Search code examples
rperformancelapply

What are the performance differences between for-loops and the apply family of functions?


It is often said that one should prefer lapply over for loops. There are some exception as for example Hadley Wickham points out in his Advance R book.

(http://adv-r.had.co.nz/Functionals.html) (Modifying in place, Recursion etc). The following is one of this case.

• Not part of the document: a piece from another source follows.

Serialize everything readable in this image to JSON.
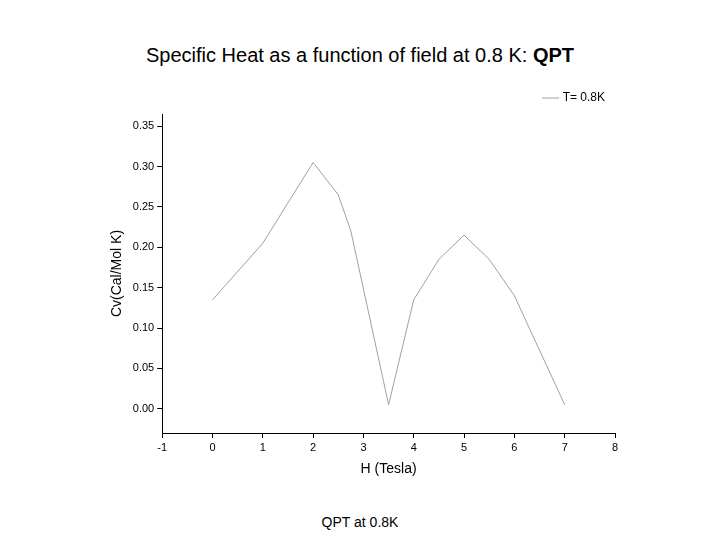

Just for sake of learning, I tried to rewrite a perceptron algorithm in a functional form in order to benchmark relative performance. source (https://rpubs.com/FaiHas/197581).

Here is the code.

# prepare input
data(iris)
irissubdf <- iris[1:100, c(1, 3, 5)]
names(irissubdf) <- c("sepal", "petal", "species")
head(irissubdf)
irissubdf$y <- 1
irissubdf[irissubdf[, 3] == "setosa", 4] <- -1
x <- irissubdf[, c(1, 2)]
y <- irissubdf[, 4]

# perceptron function with for
perceptron <- function(x, y, eta, niter) {

  # initialize weight vector
  weight <- rep(0, dim(x)[2] + 1)
  errors <- rep(0, niter)


  # loop over number of epochs niter
  for (jj in 1:niter) {

    # loop through training data set
    for (ii in 1:length(y)) {

      # Predict binary label using Heaviside activation
      # function
      z <- sum(weight[2:length(weight)] * as.numeric(x[ii, 
        ])) + weight[1]
      if (z < 0) {
        ypred <- -1
      } else {
        ypred <- 1
      }

      # Change weight - the formula doesn't do anything
      # if the predicted value is correct
      weightdiff <- eta * (y[ii] - ypred) * c(1, 
        as.numeric(x[ii, ]))
      weight <- weight + weightdiff

      # Update error function
      if ((y[ii] - ypred) != 0) {
        errors[jj] <- errors[jj] + 1
      }

    }
  }

  # weight to decide between the two species

  return(errors)
}

err <- perceptron(x, y, 1, 10)

### my rewriting in functional form auxiliary
### function
faux <- function(x, weight, y, eta) {
  err <- 0
  z <- sum(weight[2:length(weight)] * as.numeric(x)) + 
    weight[1]
  if (z < 0) {
    ypred <- -1
  } else {
    ypred <- 1
  }

  # Change weight - the formula doesn't do anything
  # if the predicted value is correct
  weightdiff <- eta * (y - ypred) * c(1, as.numeric(x))
  weight <<- weight + weightdiff

  # Update error function
  if ((y - ypred) != 0) {
    err <- 1
  }
  err
}

weight <- rep(0, 3)
weightdiff <- rep(0, 3)

f <- function() {
  t <- replicate(10, sum(unlist(lapply(seq_along(irissubdf$y), 
    function(i) {
      faux(irissubdf[i, 1:2], weight, irissubdf$y[i], 
        1)
    }))))
  weight <<- rep(0, 3)
  t
}

I did not expected any consistent improvement due to the aforementioned issues. But nevertheless I was really surprised when I saw the sharp worsening using lapply and replicate.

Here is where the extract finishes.